# your dream 32 and 42 gallon



## bobo (Sep 20, 2007)

So , i have a 42 gallon tank, and just today got my hands on another 32 gallon.
both saltwater.

so, assuming these were ur tanks, make ur dream tank, money not an option.
this will help me choose my tank inhabitants, and i guess can be fun to see what anyone would want to put in their tank. so gogo 

42 gallon :
2 occelaris clownfish
3 fire fish
2 cleaner shrimp
(nnot really planned this out but ) 1 bubble tip anemone

32 gallon: 
1 valentini
3 blue neon goby

now your turn


----------



## herefishy (Dec 14, 2006)

I would like to have a tidal pool tank with alot of anemones, leather corals, feather dusters. All of these would have to be able to handle a ton of current as I would have a constant action of waves. The movement would be continuous. I would use wave makers on timers to create the effect. And I mean HUGE powerheads to generate the flow. Filtration would be outrageously high, maybe 50x per hour or more.

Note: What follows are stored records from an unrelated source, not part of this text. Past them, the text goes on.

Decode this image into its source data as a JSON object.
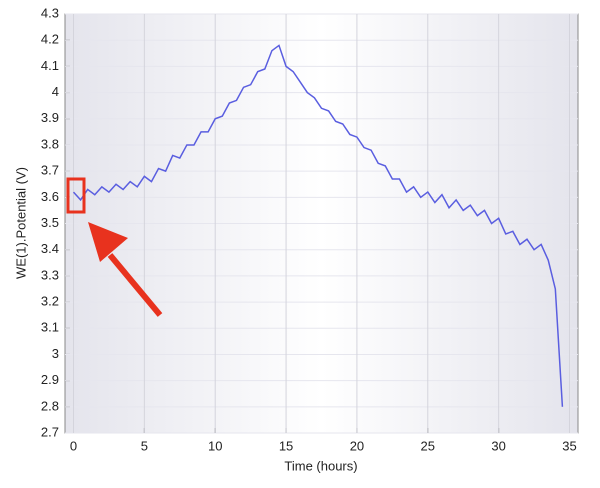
{
  "chart_data": {
    "type": "line",
    "x_label": "Time (hours)",
    "y_label": "WE(1).Potential (V)",
    "x": [
      0,
      0.5,
      1,
      1.5,
      2,
      2.5,
      3,
      3.5,
      4,
      4.5,
      5,
      5.5,
      6,
      6.5,
      7,
      7.5,
      8,
      8.5,
      9,
      9.5,
      10,
      10.5,
      11,
      11.5,
      12,
      12.5,
      13,
      13.5,
      14,
      14.5,
      15,
      15.5,
      16,
      16.5,
      17,
      17.5,
      18,
      18.5,
      19,
      19.5,
      20,
      20.5,
      21,
      21.5,
      22,
      22.5,
      23,
      23.5,
      24,
      24.5,
      25,
      25.5,
      26,
      26.5,
      27,
      27.5,
      28,
      28.5,
      29,
      29.5,
      30,
      30.5,
      31,
      31.5,
      32,
      32.5,
      33,
      33.5,
      34,
      34.5
    ],
    "series": [
      {
        "color": "#5a5ee0",
        "values": [
          3.62,
          3.59,
          3.63,
          3.61,
          3.64,
          3.62,
          3.65,
          3.63,
          3.66,
          3.64,
          3.68,
          3.66,
          3.71,
          3.7,
          3.76,
          3.75,
          3.8,
          3.8,
          3.85,
          3.85,
          3.9,
          3.91,
          3.96,
          3.97,
          4.02,
          4.03,
          4.08,
          4.09,
          4.16,
          4.18,
          4.1,
          4.08,
          4.04,
          4.0,
          3.98,
          3.94,
          3.93,
          3.89,
          3.88,
          3.84,
          3.83,
          3.79,
          3.78,
          3.73,
          3.72,
          3.67,
          3.67,
          3.62,
          3.64,
          3.6,
          3.62,
          3.58,
          3.61,
          3.56,
          3.59,
          3.55,
          3.57,
          3.53,
          3.55,
          3.5,
          3.52,
          3.46,
          3.47,
          3.42,
          3.44,
          3.4,
          3.42,
          3.36,
          3.25,
          2.8
        ]
      }
    ],
    "xlim": [
      -0.6,
      35.6
    ],
    "xticks": [
      0,
      5,
      10,
      15,
      20,
      25,
      30,
      35
    ],
    "ylim": [
      2.7,
      4.3
    ],
    "yticks": [
      2.7,
      2.8,
      2.9,
      3,
      3.1,
      3.2,
      3.3,
      3.4,
      3.5,
      3.6,
      3.7,
      3.8,
      3.9,
      4,
      4.1,
      4.2,
      4.3
    ],
    "grid": true
  }
}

Night lighting would be a must.


----------



## bobo (Sep 20, 2007)

any fish / inverts?


----------



## SKAustin (Aug 1, 2006)

42 gallon : (drilled)
60-80 lbs of Walt Smith Premium Fiji LR
2 Occelaris Clownfish 
1 Helfrichi Firefish 
1 Red Scooter Dragonette 
1 SixLine Wrasse
1 Devils Hand Leather
1 Purple Hairy Sinularia
Orange Bam Bam Zoanthid Colony
Fire 'n' Ice Zoanthid Colony
Yellow Skirt/Blue Mouth Zoanthid Colony
Pink & Green Gorilla Nipple Zoanthid Colony
Bright Yellow Zoanthid Colony
3-5 Orange/Purple Ricordea Mushrooms 
3-5 Blue/Green Ricordea Mushrooms
Purple Fanworm
2 fancy brittle stars
20 Blue Leg hermits (5 in refugium)
15 Reef Hermits (5 in refugium)
5 Red Leg Hermits
15 Trochus Snails (5 in refugium)
5 Margarita Snails
10 Nerite Snails
10 Cerith Snails
15 Nassarius Snails
10 Stomatella Snails (half in refugium)
2 Mexican Turbo Snails


32 gallon: 
Sump with 18 g fuge


----------



## bobo (Sep 20, 2007)

hmm, i never thought of using the 32 gallon as a sump for my 42 gallon. that may work out.


----------